Seselj was sentenced to ten years in prison for expelling the local Croats from Serbia’s northern village of Hrtkovci in 1992, during the wars in former Yugoslavia, but was released since he had already spent a decade in custody.
Explaining the decision, the MICT President Judge Carmel Agius said the MICT Statute and Book of Rules did not envisage an appeal to the final verdict passed by the Appeal Chamber.
He reminded Seselj he could ask for the revision of the verdict if he had new evidence that could prove the judgement was not just.
Seselj, who is now a deputy to Serbia’s parliament and the leader of the hard-line nationalist Serbian Radical Party, got the same advice last November from the then MICT President Theodor Meron when he had appealed for the first time.
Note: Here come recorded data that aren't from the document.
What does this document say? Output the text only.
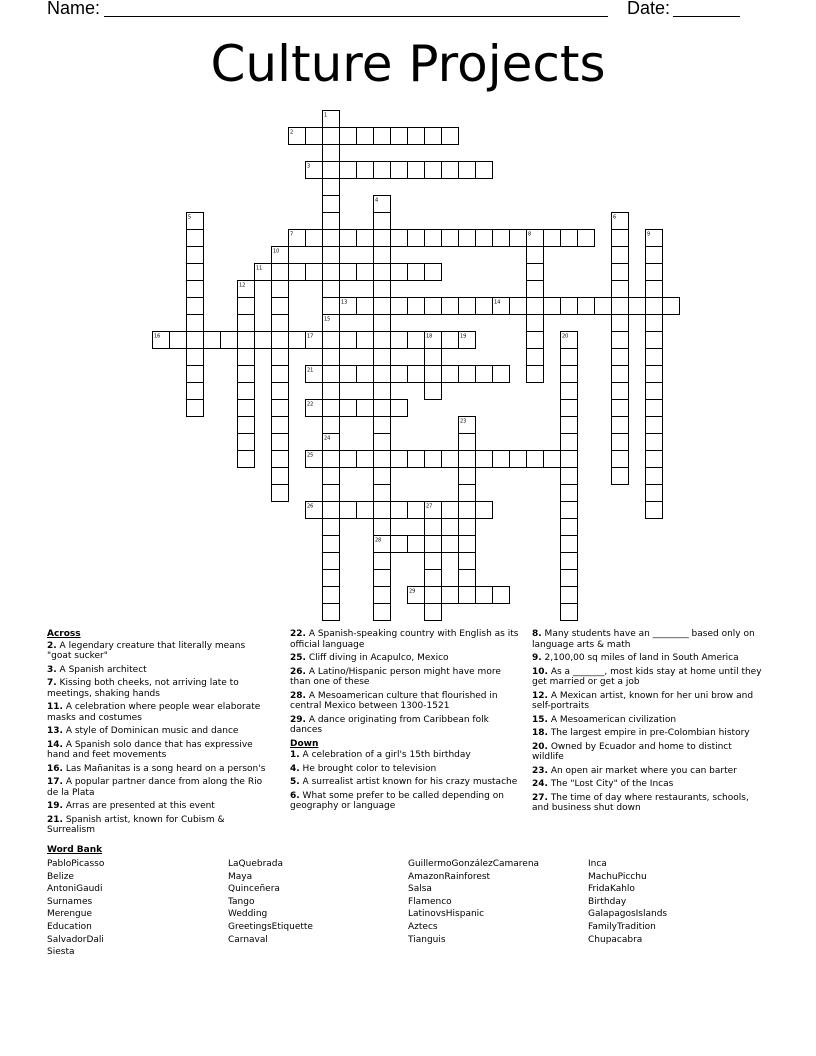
Name:	Date:
Culture Projects
1
15
24
2
3
4
28
5	6
7	8	9
10
11
12
13	14
16	17	18	19	20
21
22
23
25
26	27
29
Across
2. A legendary creature that literally means "goat sucker"
3. A Spanish architect
7. Kissing both cheeks, not arriving late to meetings, shaking hands
11. A celebration where people wear elaborate masks and costumes
13. A style of Dominican music and dance
14. A Spanish solo dance that has expressive hand and feet movements
16. Las Mañanitas is a song heard on a person's
17. A popular partner dance from along the Rio de la Plata
19. Arras are presented at this event
21. Spanish artist, known for Cubism & Surrealism
22. A Spanish-speaking country with English as its official language
25. Cliff diving in Acapulco, Mexico
26. A Latino/Hispanic person might have more than one of these
28. A Mesoamerican culture that flourished in central Mexico between 1300-1521
29. A dance originating from Caribbean folk dances
Down
1. A celebration of a girl's 15th birthday
4. He brought color to television
5. A surrealist artist known for his crazy mustache
6. What some prefer to be called depending on geography or language
8. Many students have an ________ based only on language arts & math
9. 2,100,00 sq miles of land in South America
10. As a _______, most kids stay at home until they get married or get a job
12. A Mexican artist, known for her uni brow and self-portraits
15. A Mesoamerican civilization
18. The largest empire in pre-Colombian history
20. Owned by Ecuador and home to distinct wildlife
23. An open air market where you can barter
24. The "Lost City" of the Incas
27. The time of day where restaurants, schools, and business shut down
Word Bank
PabloPicasso
Belize
AntoniGaudi
Surnames
Merengue
Education
SalvadorDali
Siesta
LaQuebrada
Maya
Quinceñera
Tango
Wedding
GreetingsEtiquette
Carnaval
GuillermoGonzálezCamarena
AmazonRainforest
Salsa
Flamenco
LatinovsHispanic
Aztecs
Tianguis
Inca
MachuPicchu
FridaKahlo
Birthday
GalapagosIslands
FamilyTradition
Chupacabra
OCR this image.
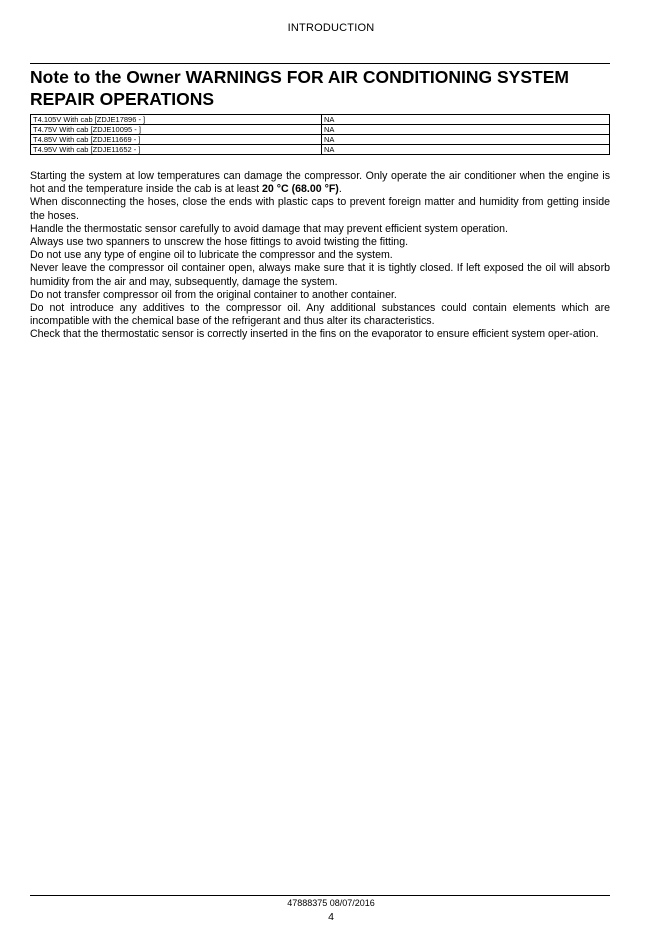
INTRODUCTION
Note to the Owner WARNINGS FOR AIR CONDITIONING SYSTEM REPAIR OPERATIONS
T4.105V With cab [ZDJE17896 - ]	NA
T4.75V With cab [ZDJE10095 - ]	NA
T4.85V With cab [ZDJE11669 - ]	NA
T4.95V With cab [ZDJE11652 - ]	NA

Starting the system at low temperatures can damage the compressor. Only operate the air conditioner when the engine is hot and the temperature inside the cab is at least 20 °C (68.00 °F).

When disconnecting the hoses, close the ends with plastic caps to prevent foreign matter and humidity from getting inside the hoses.

Handle the thermostatic sensor carefully to avoid damage that may prevent efficient system operation.

Always use two spanners to unscrew the hose fittings to avoid twisting the fitting.

Do not use any type of engine oil to lubricate the compressor and the system.

Never leave the compressor oil container open, always make sure that it is tightly closed. If left exposed the oil will absorb humidity from the air and may, subsequently, damage the system.

Do not transfer compressor oil from the original container to another container.

Do not introduce any additives to the compressor oil. Any additional substances could contain elements which are incompatible with the chemical base of the refrigerant and thus alter its characteristics.

Check that the thermostatic sensor is correctly inserted in the fins on the evaporator to ensure efficient system oper-ation.

47888375 08/07/2016
4
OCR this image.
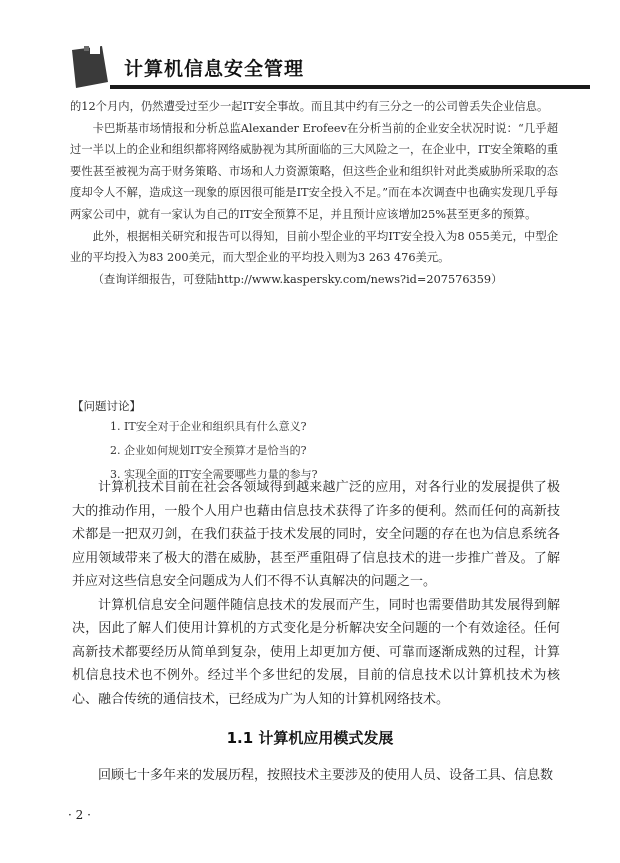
计算机信息安全管理

的12个月内，仍然遭受过至少一起IT安全事故。而且其中约有三分之一的公司曾丢失企业信息。

卡巴斯基市场情报和分析总监Alexander Erofeev在分析当前的企业安全状况时说：“几乎超过一半以上的企业和组织都将网络威胁视为其所面临的三大风险之一，在企业中，IT安全策略的重要性甚至被视为高于财务策略、市场和人力资源策略，但这些企业和组织针对此类威胁所采取的态度却令人不解，造成这一现象的原因很可能是IT安全投入不足。”而在本次调查中也确实发现几乎每两家公司中，就有一家认为自己的IT安全预算不足，并且预计应该增加25%甚至更多的预算。

此外，根据相关研究和报告可以得知，目前小型企业的平均IT安全投入为8 055美元，中型企业的平均投入为83 200美元，而大型企业的平均投入则为3 263 476美元。

（查询详细报告，可登陆http://www.kaspersky.com/news?id=207576359）

【问题讨论】
1. IT安全对于企业和组织具有什么意义?
2. 企业如何规划IT安全预算才是恰当的?
3. 实现全面的IT安全需要哪些力量的参与?

计算机技术目前在社会各领域得到越来越广泛的应用，对各行业的发展提供了极大的推动作用，一般个人用户也藉由信息技术获得了许多的便利。然而任何的高新技术都是一把双刃剑，在我们获益于技术发展的同时，安全问题的存在也为信息系统各应用领域带来了极大的潜在威胁，甚至严重阻碍了信息技术的进一步推广普及。了解并应对这些信息安全问题成为人们不得不认真解决的问题之一。

计算机信息安全问题伴随信息技术的发展而产生，同时也需要借助其发展得到解决，因此了解人们使用计算机的方式变化是分析解决安全问题的一个有效途径。任何高新技术都要经历从简单到复杂，使用上却更加方便、可靠而逐渐成熟的过程，计算机信息技术也不例外。经过半个多世纪的发展，目前的信息技术以计算机技术为核心、融合传统的通信技术，已经成为广为人知的计算机网络技术。

1.1 计算机应用模式发展
回顾七十多年来的发展历程，按照技术主要涉及的使用人员、设备工具、信息数
· 2 ·
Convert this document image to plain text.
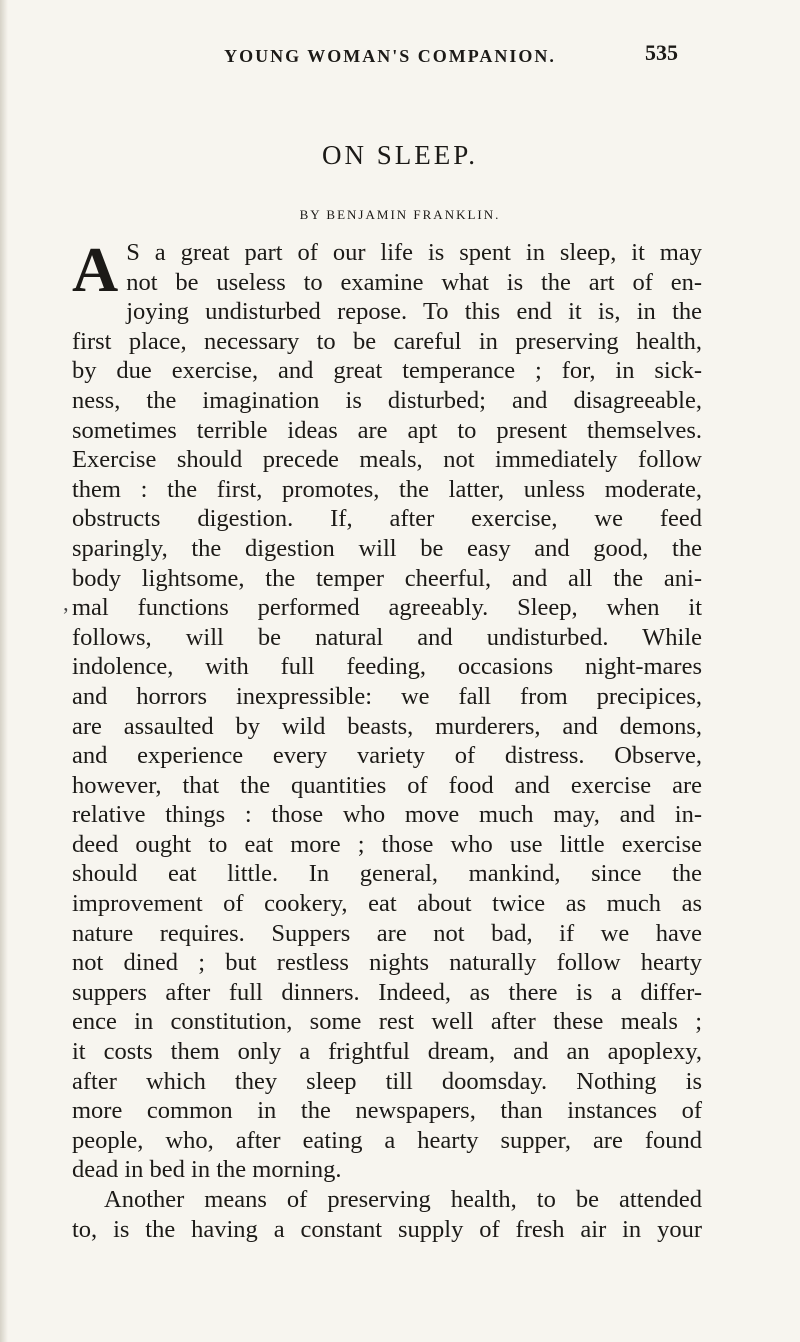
YOUNG WOMAN'S COMPANION.	535
ON SLEEP.
BY BENJAMIN FRANKLIN.
ʼ
A S a great part of our life is spent in sleep, it may
not be useless to examine what is the art of en-
joying undisturbed repose. To this end it is, in the
first place, necessary to be careful in preserving health,
by due exercise, and great temperance ; for, in sick-
ness, the imagination is disturbed; and disagreeable,
sometimes terrible ideas are apt to present themselves.
Exercise should precede meals, not immediately follow
them : the first, promotes, the latter, unless moderate,
obstructs digestion. If, after exercise, we feed
sparingly, the digestion will be easy and good, the
body lightsome, the temper cheerful, and all the ani-
mal functions performed agreeably. Sleep, when it
follows, will be natural and undisturbed. While
indolence, with full feeding, occasions night-mares
and horrors inexpressible: we fall from precipices,
are assaulted by wild beasts, murderers, and demons,
and experience every variety of distress. Observe,
however, that the quantities of food and exercise are
relative things : those who move much may, and in-
deed ought to eat more ; those who use little exercise
should eat little. In general, mankind, since the
improvement of cookery, eat about twice as much as
nature requires. Suppers are not bad, if we have
not dined ; but restless nights naturally follow hearty
suppers after full dinners. Indeed, as there is a differ-
ence in constitution, some rest well after these meals ;
it costs them only a frightful dream, and an apoplexy,
after which they sleep till doomsday. Nothing is
more common in the newspapers, than instances of
people, who, after eating a hearty supper, are found
dead in bed in the morning.
Another means of preserving health, to be attended
to, is the having a constant supply of fresh air in your
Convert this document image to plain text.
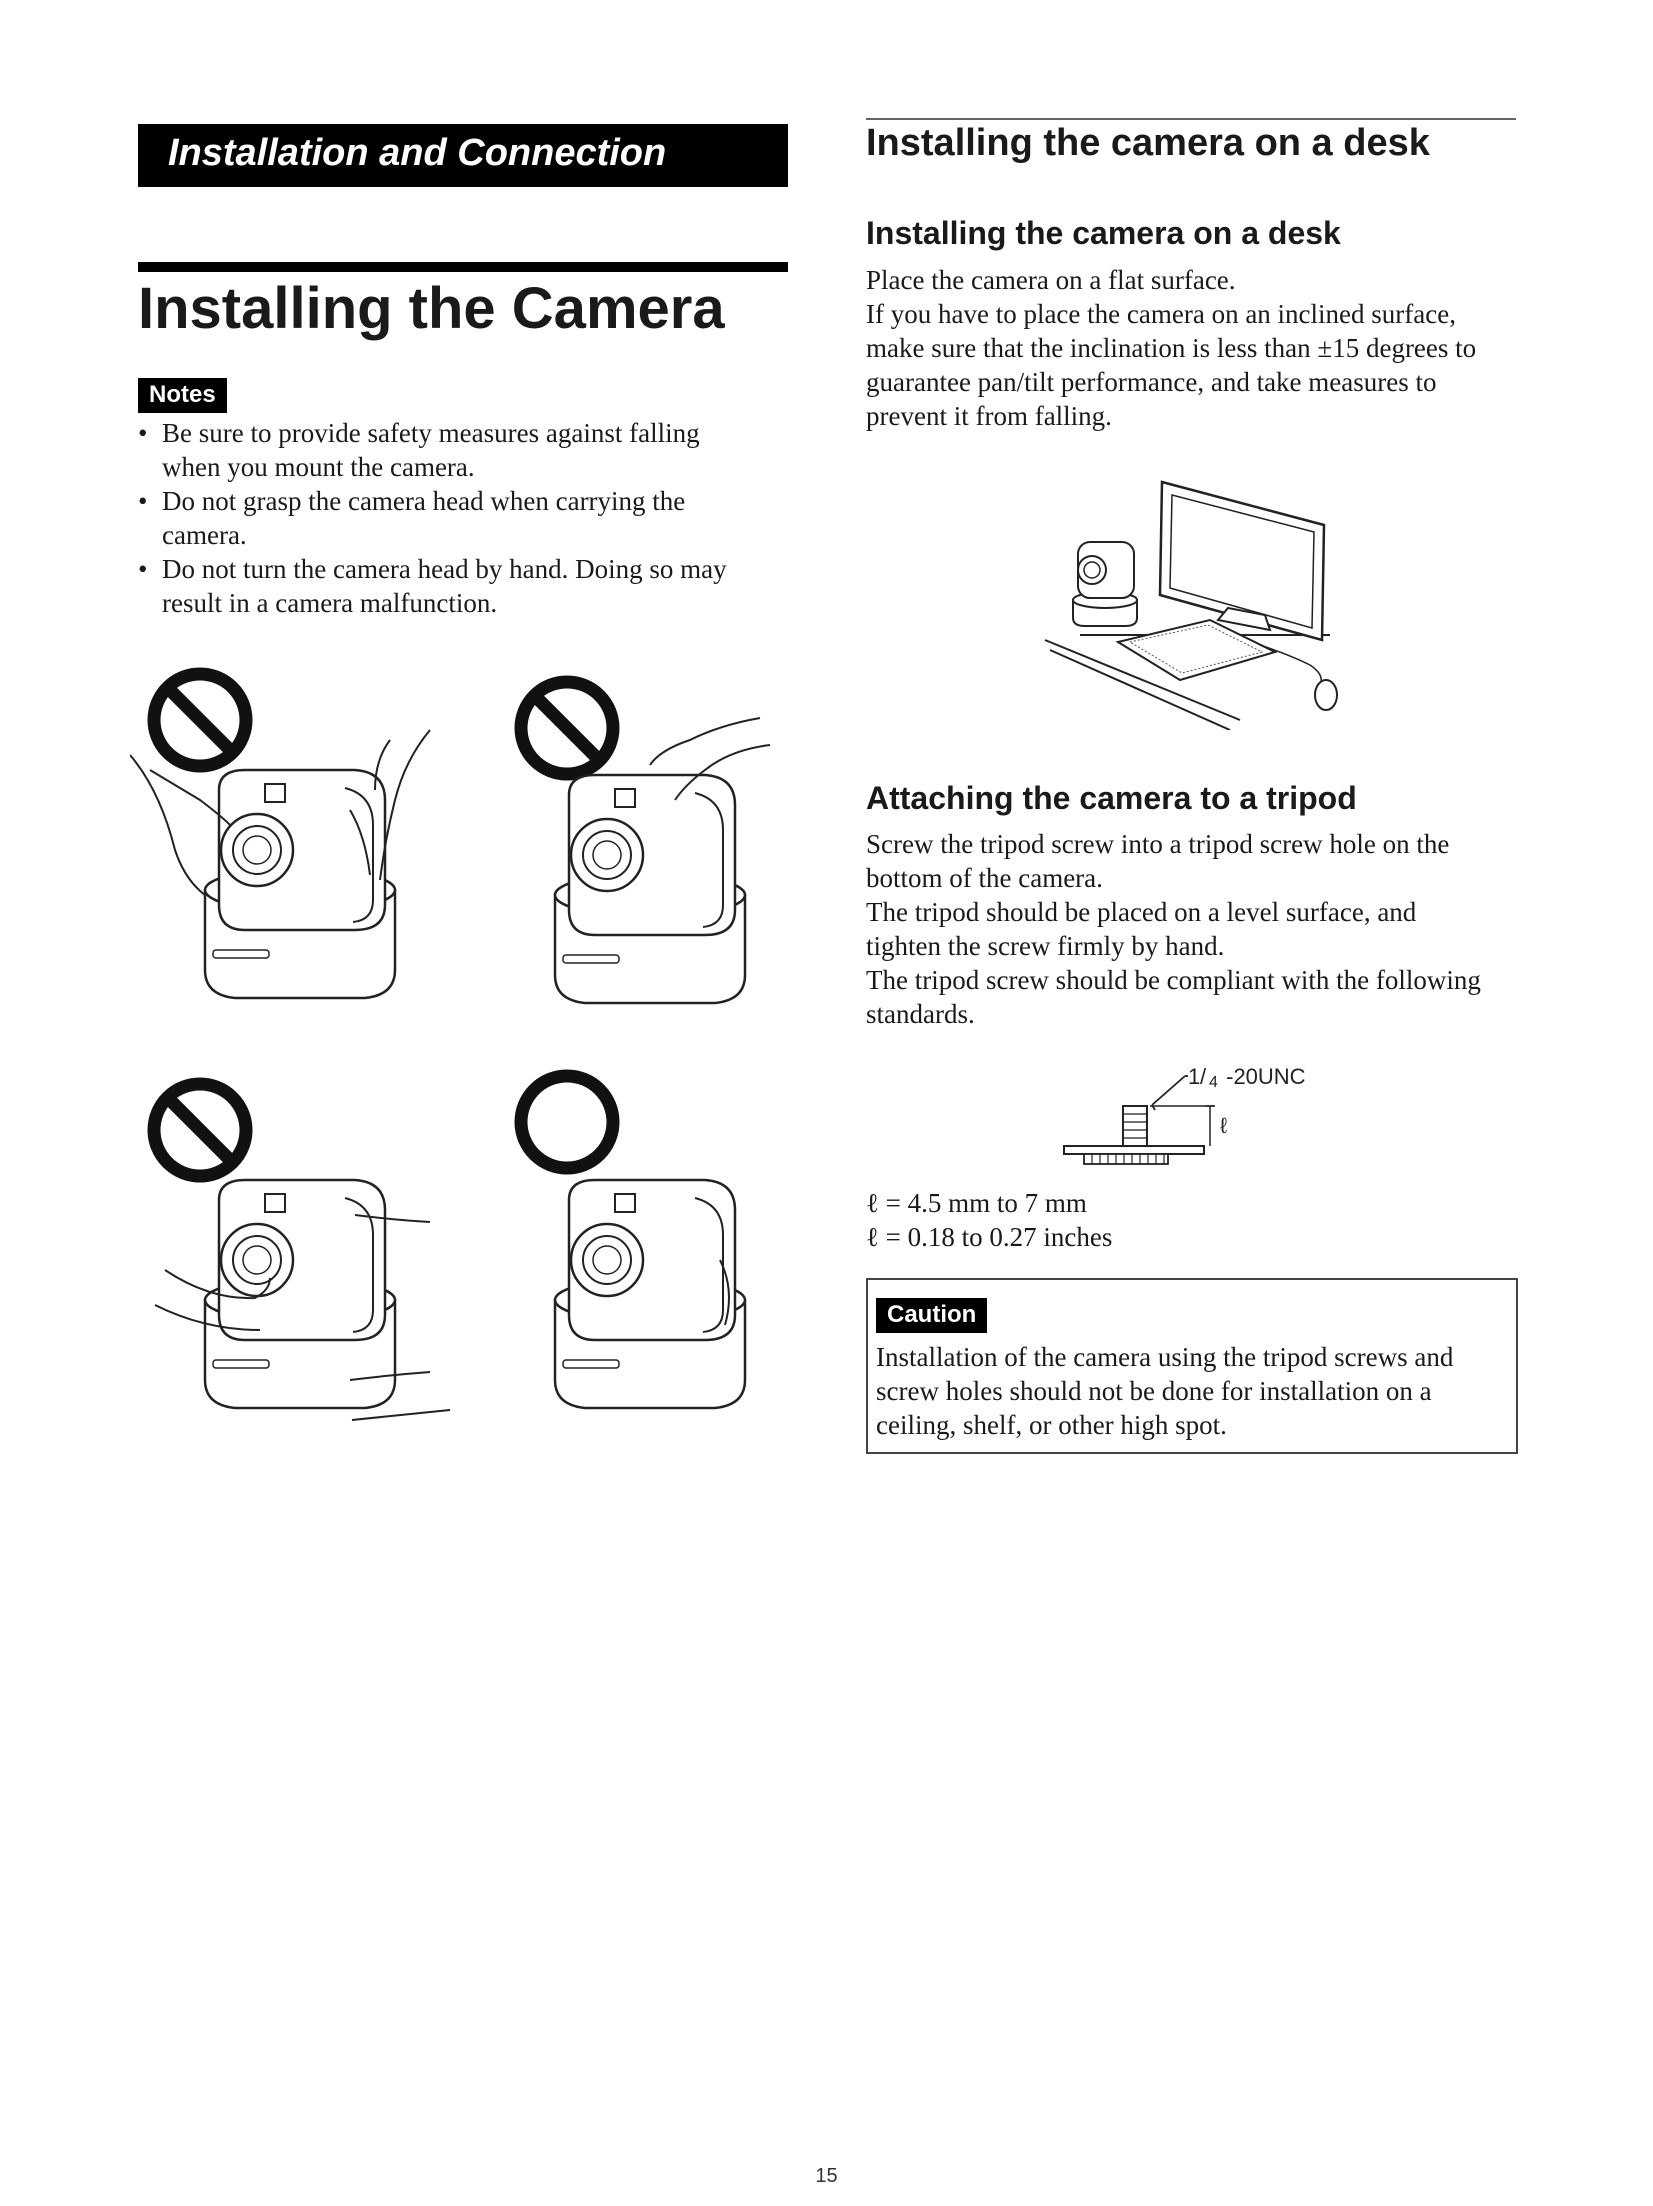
Installation and Connection
Installing the Camera
Notes
• Be sure to provide safety measures against falling
when you mount the camera.
• Do not grasp the camera head when carrying the
camera.
• Do not turn the camera head by hand. Doing so may
result in a camera malfunction.
Installing the camera on a desk
Installing the camera on a desk

Place the camera on a flat surface.
If you have to place the camera on an inclined surface,
make sure that the inclination is less than ±15 degrees to
guarantee pan/tilt performance, and take measures to
prevent it from falling.

Attaching the camera to a tripod

Screw the tripod screw into a tripod screw hole on the
bottom of the camera.
The tripod should be placed on a level surface, and
tighten the screw firmly by hand.
The tripod screw should be compliant with the following
standards.

1 / 4 -20UNC
ℓ

ℓ = 4.5 mm to 7 mm
ℓ = 0.18 to 0.27 inches

Caution

Installation of the camera using the tripod screws and
screw holes should not be done for installation on a
ceiling, shelf, or other high spot.

15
Seselj was acquitted in the first instance for war crimes against the Croats and Muslims in Croatia, Serbia’s northern province of Vojvodina, and Bosnia between 1991 and 1993. But after the prosecutors had appealed the verdict, the Appeal Chamber convicted him of expulsions of Croats from Hrtkovci.
However, Seselj himself has maintained that the right to appeal is universal and cannot be abolished, especially “when the first instance verdict was exonerating.”